As players damaged their opponents or performed certain other actions, their experience points increased. While survivors could also gain experience from performing a variety of actions, such as healing other characters or repairing damage to buildings, zombies could only gain experience points by attacking other characters or objects in the game world. When players gained enough experience points, they could buy new skills.

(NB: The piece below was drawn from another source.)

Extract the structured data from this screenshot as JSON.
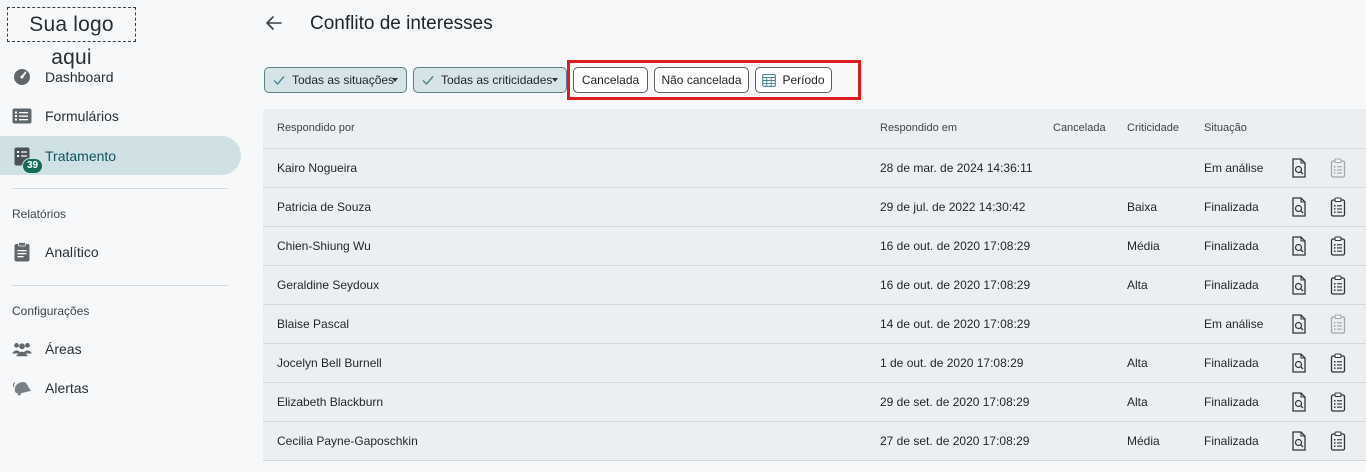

A character could only buy survivor skills while alive, and only zombie skills while dead; although skills of one type were not lost if the character dies or is revived, most survivor skills could not be used by zombies, and vice versa. Survivor characters could effectively learn the skills of all survivor classes, not just the class they began with, though skills outside of their chosen class could be more expensive. For a long time, the highest level that a player could reach if all skills were purchased was 42. However, due to the skill "Brain Rot" making it more difficult to get revives, many players opted to leave it unpurchased and as a result there were a greater number of players at level 41 as opposed to level 42. On October 14, 2008, a new zombie skill "Flesh Rot" was added, thus making it possible to reach level 43. With the new additions of the skills "Bellow" and "Scout safehouse" in August 2010, the highest attainable level became 45.

Survivors who died and returned as zombies did not have to switch sides -- they could gather at designated "revive points" scattered throughout the city where they would wait for survivors with the relevant skills and equipment to revive them. Revive points were considered neutral ground and survivors were generally discouraged from killing zombies found there. Some players and groups on both sides also set their own distinct goals, many of which were set for purely role-playing purposes. Urban Dead was not limited to survivor versus zombie combat. Groups of survivors could attack other survivors, known as player killing. Within the game, this was viewed as an act of murder; however, it was not against the game rules and was seen by some more advanced players as playing the game on "Hard" due to only receiving half the experience points that one would receive for attacking zombies. Individuals that engaged in this behavior were often tracked by bounty hunters. Some zombie groups used living characters as spies and saboteurs, usually during or in preparation for a major attack on a safe house (mainly shopping malls). These collaborators were often referred to as "zombie spies" or "death cultists."

==Development==
Urban Dead was created by Kevan Davis, a freelance video game designer and web developer, in 2005. Davis was inspired by a similar game called Vampires!, which was created by a friend, and play-by-mail games. These were combined with elements of NetHack, MUSHes, interactive fiction and a zombie infection simulation he had developed in 2003. This resulted in the creation of a game which required approximately 10 minutes of planning and play a day, involving exploration, interaction and item discovery.

In 2023, the Parliament of the United Kingdom passed the Online Safety Act. By 2025 Davis found it unfeasible to implement the stricter age verification and child-protection measures called for in the act. At the beginning of March, Davis announced the site would shut down at noon on Friday, March 14, UTC.

== Reception ==
A 2007 review in The Escapist was positive, calling Urban Dead "an enjoyably deep web game". The game has attracted some attention decade or longer after its release. In 2017, a reviewer for Rock, Paper, Shotgun praised its execution, despite noting that it suffered from now-obsolete web browser-game design. Similar opinions were expressed by another reviewer in 2018.

In retrospective coverage ahead of the game's shutdown, PC Gamers Jake Tucker also praised the "large-scale strategic element" that developed within the game as players formed organized groups. Tucker quoted fellow writer Andy Chalk's reflection on an early siege of one of the in-game malls as "incredibly intense and satisfying, and a remarkable feat of spontaneous coordination among people around the world. I fell away [from the game] in 2006, but it still breaks my heart a little that it's coming to an end."